# Colubrids > Pituophis >  I've Done It Again...

## Lady Python

Went to the Reptile shop for snake food - and bought another snake.

This time it's a baby Pinesnake/Bullsnake cross.  We're bringing him home on Sunday once we get his set-up ready for him (or her).

Anyone know what their temperament is like?  Not having experience of this type of snake, any hints and tips would be welcome.

He's (I'll call him "he" for the time being) a very pretty snake and seemed to be very inquisitive, coming right up to the side of the box he was in to look me straight in the eye!  I didn't handle him as he'd not long been fed.

Also any suggestions for names would be welcome.  I'm running out of names!

----------


## GirDance

Well, every experience I've ever had with a pine has been um...  interesting. 

I have never met a 'friendly' pine.  They don't seem to take well to handling, and I would suggest investing in a pair of gloves  :Smile: 

I had to get a couple pines set up in their new homes a few weeks ago, I asked around to everyone I knew who had experience with them and the general concensus was... "Wear gloves, be prepared to get tagged".

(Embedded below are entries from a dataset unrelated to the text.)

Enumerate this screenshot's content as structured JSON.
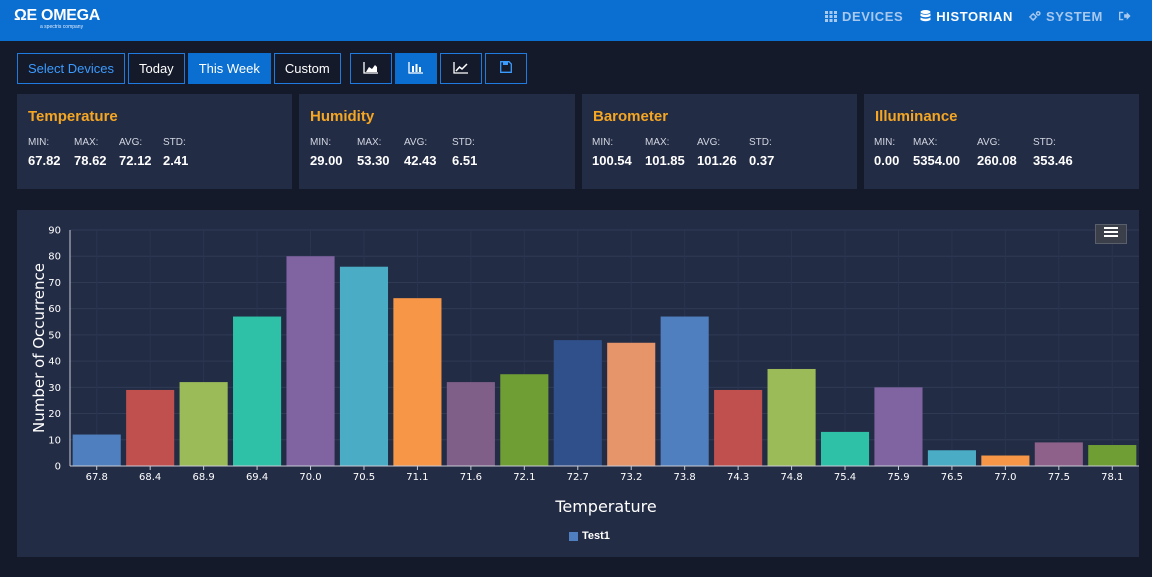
{
  "brand": {
    "logo_text": "ΩE OMEGA",
    "logo_sub": "a spectris company"
  },
  "nav": {
    "devices": "DEVICES",
    "historian": "HISTORIAN",
    "system": "SYSTEM"
  },
  "toolbar": {
    "select_devices": "Select Devices",
    "today": "Today",
    "this_week": "This Week",
    "custom": "Custom",
    "active": "This Week"
  },
  "cards": [
    {
      "title": "Temperature",
      "labels": [
        "MIN:",
        "MAX:",
        "AVG:",
        "STD:"
      ],
      "values": [
        "67.82",
        "78.62",
        "72.12",
        "2.41"
      ]
    },
    {
      "title": "Humidity",
      "labels": [
        "MIN:",
        "MAX:",
        "AVG:",
        "STD:"
      ],
      "values": [
        "29.00",
        "53.30",
        "42.43",
        "6.51"
      ]
    },
    {
      "title": "Barometer",
      "labels": [
        "MIN:",
        "MAX:",
        "AVG:",
        "STD:"
      ],
      "values": [
        "100.54",
        "101.85",
        "101.26",
        "0.37"
      ]
    },
    {
      "title": "Illuminance",
      "labels": [
        "MIN:",
        "MAX:",
        "AVG:",
        "STD:"
      ],
      "values": [
        "0.00",
        "5354.00",
        "260.08",
        "353.46"
      ]
    }
  ],
  "colors": {
    "accent": "#0a6fd1",
    "card_title": "#f5a623",
    "panel": "#232c45",
    "background": "#141a2a"
  },
  "chart_data": {
    "type": "bar",
    "xlabel": "Temperature",
    "ylabel": "Number of Occurrence",
    "ylim": [
      0,
      90
    ],
    "yticks": [
      0,
      10,
      20,
      30,
      40,
      50,
      60,
      70,
      80,
      90
    ],
    "grid": true,
    "legend_position": "bottom-center",
    "categories": [
      "67.8",
      "68.4",
      "68.9",
      "69.4",
      "70.0",
      "70.5",
      "71.1",
      "71.6",
      "72.1",
      "72.7",
      "73.2",
      "73.8",
      "74.3",
      "74.8",
      "75.4",
      "75.9",
      "76.5",
      "77.0",
      "77.5",
      "78.1"
    ],
    "series": [
      {
        "name": "Test1",
        "values": [
          12,
          29,
          32,
          57,
          80,
          76,
          64,
          32,
          35,
          48,
          47,
          57,
          29,
          37,
          13,
          30,
          6,
          4,
          9,
          8
        ]
      }
    ],
    "bar_colors": [
      "#4f7fbf",
      "#c0504d",
      "#9bbb59",
      "#2fc0a8",
      "#8064a2",
      "#4bacc6",
      "#f79646",
      "#7f5f87",
      "#6f9e34",
      "#30508c",
      "#e6946a",
      "#4f7fbf",
      "#c0504d",
      "#9bbb59",
      "#2fc0a8",
      "#8064a2",
      "#4bacc6",
      "#f79646",
      "#8e618a",
      "#6f9e34"
    ]
  }
}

That being said, every snake is different, and who knows what you could do with some consistent and experienced handling with your own.

----------


## Lady Python

Well I'll soon find out.  He's just a baby so I'd expect him to be nippy anyway but he is so pretty and sweet looking I couldn't resist him, plus he is a nice colour - sort of brown, pink and white.  I'll post some pics when I get him.  That'll make 16 snakes in total (so far) :Very Happy:

----------


## jjspirko

I have seen plenty of pines that handle just fine.  Bulls too, Pines for some reason do seem to be more nippy and hissy then bulls as a rule.  Since you have a captive bred baby just handle him/her gently a lot and you will have no  problems.

----------